Und erstmals organisiert Palfinger ein internes Tippspiel, für das sich schon viele Mitarbeiter angemeldet haben. Jeweils rund 70 Teilnehmer haben die WM-Tippspiele in der Könecke Fleischwarenfabrik und bei der Stadtwerkegruppe Delmenhorst (SWD), wo auch Kunden im Internet oder über die SWD-App mittippen und Trikots sowie über 50 andere Preise gewinnen können. 51 Mittipper sind es bei CSM Bakery Solutions in Delmenhorst, wo der Tipprundensieger eine elektronische Dartscheibe erhält. „Schusters WM-Orakel“ wird am eigens angeschafften Kicker-Tisch bei Steuerberater Andreas Schuster ausgespielt , bei Deutschland-Spielen wird mittags gemeinsam gegrillt und das Spiel im Radio gehört.

WM-Stimmung im Feuerwehr-Freizeitraum

Die Stadt als Arbeitgeber erlaubt ebenfalls das Mitfiebern am Radio, allerdings „in verträglicher und nicht störender Lautstärke“ und „sofern es den Publikumsverkehr nicht beeinträchtigt“, schränkt Petra Gerlach, Fachbereichsleiterin Interne Verwaltungsdienste, ein. Etwas besser haben es die Berufsfeuerwehrleute und Rettungskräfte: Solange sie in ihrer Bereitschaftszeit abends und nachts keine Einsätze haben, können sie die Spiele auf dem Fernseher im Freizeitraum der Feuerwache an der Rudolf-Königer-Straße verfolgen.

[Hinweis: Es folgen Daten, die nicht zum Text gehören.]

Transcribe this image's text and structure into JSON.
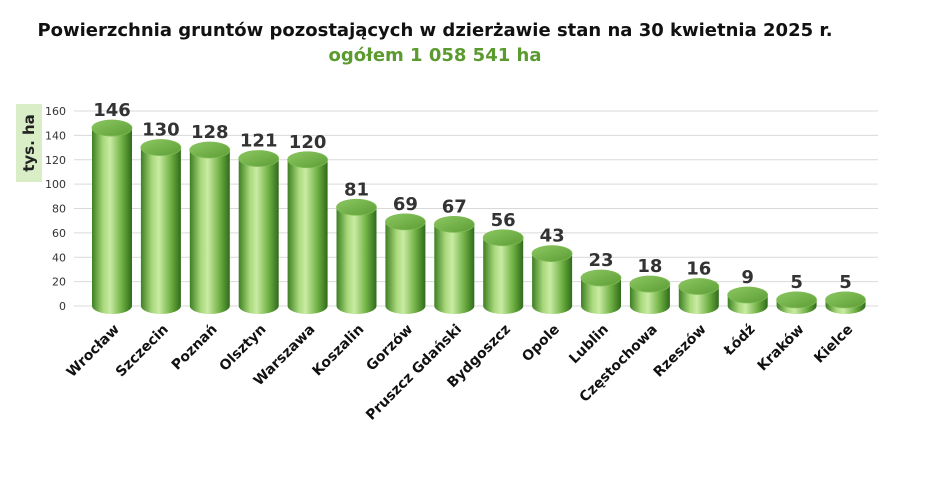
{
  "chart_data": {
    "type": "bar",
    "title": "Powierzchnia gruntów pozostających w dzierżawie stan na 30 kwietnia 2025 r.",
    "subtitle": "ogółem 1 058 541 ha",
    "ylabel": "tys. ha",
    "xlabel": "",
    "ylim": [
      0,
      160
    ],
    "yticks": [
      0,
      20,
      40,
      60,
      80,
      100,
      120,
      140,
      160
    ],
    "grid": true,
    "categories": [
      "Wrocław",
      "Szczecin",
      "Poznań",
      "Olsztyn",
      "Warszawa",
      "Koszalin",
      "Gorzów",
      "Pruszcz Gdański",
      "Bydgoszcz",
      "Opole",
      "Lublin",
      "Częstochowa",
      "Rzeszów",
      "Łódź",
      "Kraków",
      "Kielce"
    ],
    "values": [
      146,
      130,
      128,
      121,
      120,
      81,
      69,
      67,
      56,
      43,
      23,
      18,
      16,
      9,
      5,
      5
    ],
    "colors": {
      "bar_light": "#c9eba3",
      "bar_mid": "#6fb043",
      "bar_dark": "#2f6b1a",
      "subtitle": "#5a9a2f",
      "unit_bg": "#d9edc6"
    }
  }
}
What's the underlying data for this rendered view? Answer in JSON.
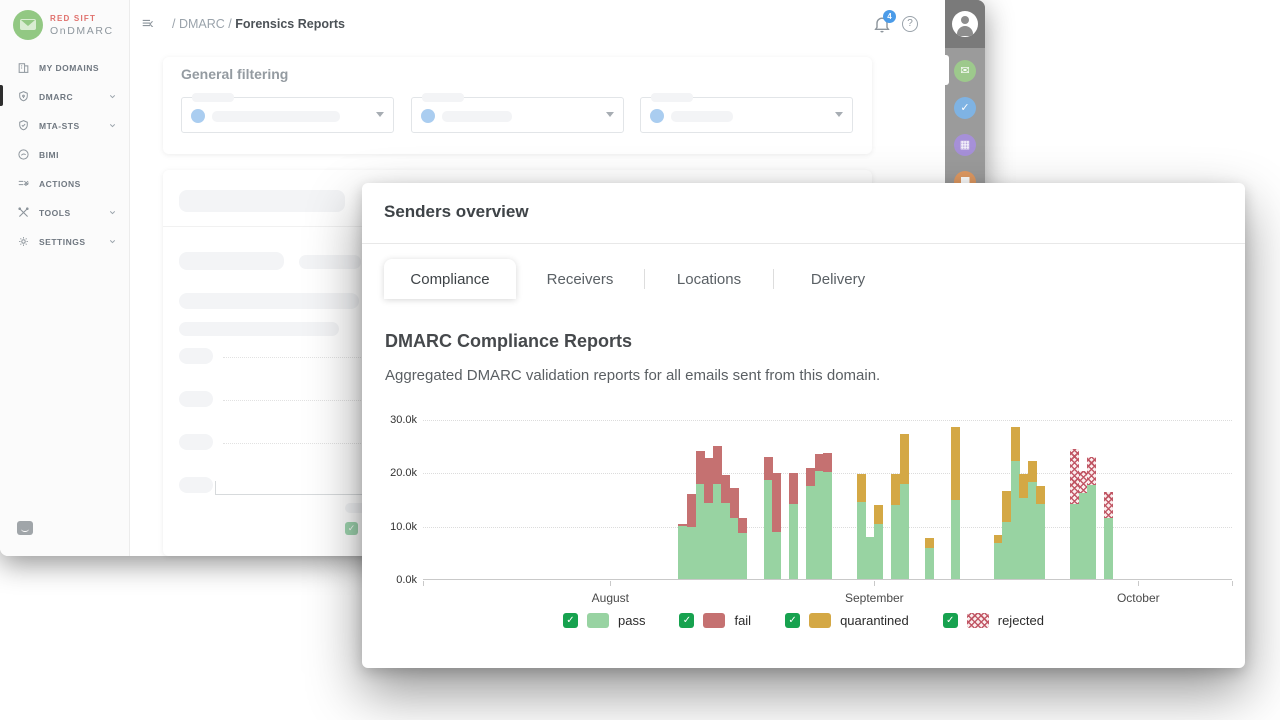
{
  "sidebar": {
    "logo": {
      "line1": "RED SIFT",
      "line2": "OnDMARC"
    },
    "items": [
      {
        "label": "MY DOMAINS",
        "chevron": false,
        "active": false
      },
      {
        "label": "DMARC",
        "chevron": true,
        "active": true
      },
      {
        "label": "MTA-STS",
        "chevron": true,
        "active": false
      },
      {
        "label": "BIMI",
        "chevron": false,
        "active": false
      },
      {
        "label": "ACTIONS",
        "chevron": false,
        "active": false
      },
      {
        "label": "TOOLS",
        "chevron": true,
        "active": false
      },
      {
        "label": "SETTINGS",
        "chevron": true,
        "active": false
      }
    ]
  },
  "topbar": {
    "breadcrumb_prefix": "/ DMARC / ",
    "breadcrumb_current": "Forensics Reports",
    "notifications_count": "4",
    "help_label": "?"
  },
  "filters": {
    "title": "General filtering"
  },
  "overlay": {
    "title": "Senders overview",
    "tabs": [
      {
        "label": "Compliance",
        "active": true
      },
      {
        "label": "Receivers",
        "active": false
      },
      {
        "label": "Locations",
        "active": false
      },
      {
        "label": "Delivery",
        "active": false
      }
    ],
    "heading": "DMARC Compliance Reports",
    "subtitle": "Aggregated DMARC validation reports for all emails sent from this domain."
  },
  "chart_data": {
    "type": "bar",
    "stacked": true,
    "title": "DMARC Compliance Reports",
    "ylim": [
      0,
      30000
    ],
    "grid": "dotted-horizontal",
    "legend_position": "bottom",
    "y_ticks": [
      {
        "label": "0.0k",
        "value": 0
      },
      {
        "label": "10.0k",
        "value": 10000
      },
      {
        "label": "20.0k",
        "value": 20000
      },
      {
        "label": "30.0k",
        "value": 30000
      }
    ],
    "axis_days": 95,
    "x_ticks": [
      {
        "label": "",
        "day": 0
      },
      {
        "label": "August",
        "day": 22
      },
      {
        "label": "September",
        "day": 53
      },
      {
        "label": "October",
        "day": 84
      },
      {
        "label": "",
        "day": 95
      }
    ],
    "series": [
      {
        "name": "pass",
        "color": "#98d3a2",
        "pattern": "solid",
        "checked": true
      },
      {
        "name": "fail",
        "color": "#c57171",
        "pattern": "solid",
        "checked": true
      },
      {
        "name": "quarantined",
        "color": "#d4a845",
        "pattern": "solid",
        "checked": true
      },
      {
        "name": "rejected",
        "color": "#bf5261",
        "pattern": "crosshatch",
        "checked": true
      }
    ],
    "bars": [
      {
        "day": 30,
        "pass": 9900,
        "fail": 500,
        "quarantined": 0,
        "rejected": 0
      },
      {
        "day": 31,
        "pass": 9800,
        "fail": 6200,
        "quarantined": 0,
        "rejected": 0
      },
      {
        "day": 32,
        "pass": 17800,
        "fail": 6200,
        "quarantined": 0,
        "rejected": 0
      },
      {
        "day": 33,
        "pass": 14300,
        "fail": 8300,
        "quarantined": 0,
        "rejected": 0
      },
      {
        "day": 34,
        "pass": 17900,
        "fail": 7000,
        "quarantined": 0,
        "rejected": 0
      },
      {
        "day": 35,
        "pass": 14300,
        "fail": 5200,
        "quarantined": 0,
        "rejected": 0
      },
      {
        "day": 36,
        "pass": 11500,
        "fail": 5500,
        "quarantined": 0,
        "rejected": 0
      },
      {
        "day": 37,
        "pass": 8600,
        "fail": 2800,
        "quarantined": 0,
        "rejected": 0
      },
      {
        "day": 40,
        "pass": 18500,
        "fail": 4400,
        "quarantined": 0,
        "rejected": 0
      },
      {
        "day": 41,
        "pass": 8900,
        "fail": 11000,
        "quarantined": 0,
        "rejected": 0
      },
      {
        "day": 43,
        "pass": 14100,
        "fail": 5700,
        "quarantined": 0,
        "rejected": 0
      },
      {
        "day": 45,
        "pass": 17500,
        "fail": 3400,
        "quarantined": 0,
        "rejected": 0
      },
      {
        "day": 46,
        "pass": 20300,
        "fail": 3100,
        "quarantined": 0,
        "rejected": 0
      },
      {
        "day": 47,
        "pass": 20000,
        "fail": 3700,
        "quarantined": 0,
        "rejected": 0
      },
      {
        "day": 51,
        "pass": 14400,
        "fail": 0,
        "quarantined": 5300,
        "rejected": 0
      },
      {
        "day": 52,
        "pass": 7900,
        "fail": 0,
        "quarantined": 0,
        "rejected": 0
      },
      {
        "day": 53,
        "pass": 10400,
        "fail": 0,
        "quarantined": 3400,
        "rejected": 0
      },
      {
        "day": 55,
        "pass": 13800,
        "fail": 0,
        "quarantined": 5900,
        "rejected": 0
      },
      {
        "day": 56,
        "pass": 17800,
        "fail": 0,
        "quarantined": 9300,
        "rejected": 0
      },
      {
        "day": 59,
        "pass": 5800,
        "fail": 0,
        "quarantined": 1900,
        "rejected": 0
      },
      {
        "day": 62,
        "pass": 14900,
        "fail": 0,
        "quarantined": 13600,
        "rejected": 0
      },
      {
        "day": 67,
        "pass": 6700,
        "fail": 0,
        "quarantined": 1600,
        "rejected": 0
      },
      {
        "day": 68,
        "pass": 10700,
        "fail": 0,
        "quarantined": 5800,
        "rejected": 0
      },
      {
        "day": 69,
        "pass": 22200,
        "fail": 0,
        "quarantined": 6300,
        "rejected": 0
      },
      {
        "day": 70,
        "pass": 15200,
        "fail": 0,
        "quarantined": 4500,
        "rejected": 0
      },
      {
        "day": 71,
        "pass": 18100,
        "fail": 0,
        "quarantined": 4000,
        "rejected": 0
      },
      {
        "day": 72,
        "pass": 14100,
        "fail": 0,
        "quarantined": 3400,
        "rejected": 0
      },
      {
        "day": 76,
        "pass": 14100,
        "fail": 0,
        "quarantined": 0,
        "rejected": 10300
      },
      {
        "day": 77,
        "pass": 16200,
        "fail": 0,
        "quarantined": 0,
        "rejected": 4000
      },
      {
        "day": 78,
        "pass": 17700,
        "fail": 0,
        "quarantined": 0,
        "rejected": 5100
      },
      {
        "day": 80,
        "pass": 11500,
        "fail": 0,
        "quarantined": 0,
        "rejected": 4800
      }
    ]
  }
}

Kein Radio im Streifenwagen

Auch auf den Fernsehern in den Dienststellen der hiesigen Polizeiinspektion laufen die Deutschland-Spiele, zusehen ist erlaubt, solange die Einsatzlage es zulässt. Das sei aber spätestens in der zweiten Halbzeit vorbei, vermutet Sprecher Albert Seegers, wenn die Stimmung bei den Public Viewings steigt oder sogar Autokorsos anrollen. Unterwegs können die Beamten sich höchstens übers Handy informieren, Radio gibt es in den Streifenwagen in der Regel nicht.

Fußball-WM bei C&A kein großes Thema

Aus bleiben müssen Radios und vor allem Fernseher bei Könecke, bei den SWD-Mitarbeitern, und auch im Einzelhandel ist das Mitverfolgen der Spiele schwierig. „Bei uns ist das aber auch kein großes Thema“, sagt C&A-Filialleiterin Beata Stricker, „wir sind zu 99,9 Prozent Frauen, da hat noch keine nachgefragt.“ Vielleicht werde die ein oder andere Mitarbeiterin aber Spiele aufzeichnen und nachträglich schauen – „wir sind natürlich fürs deutsche Team“, sagt Stricker.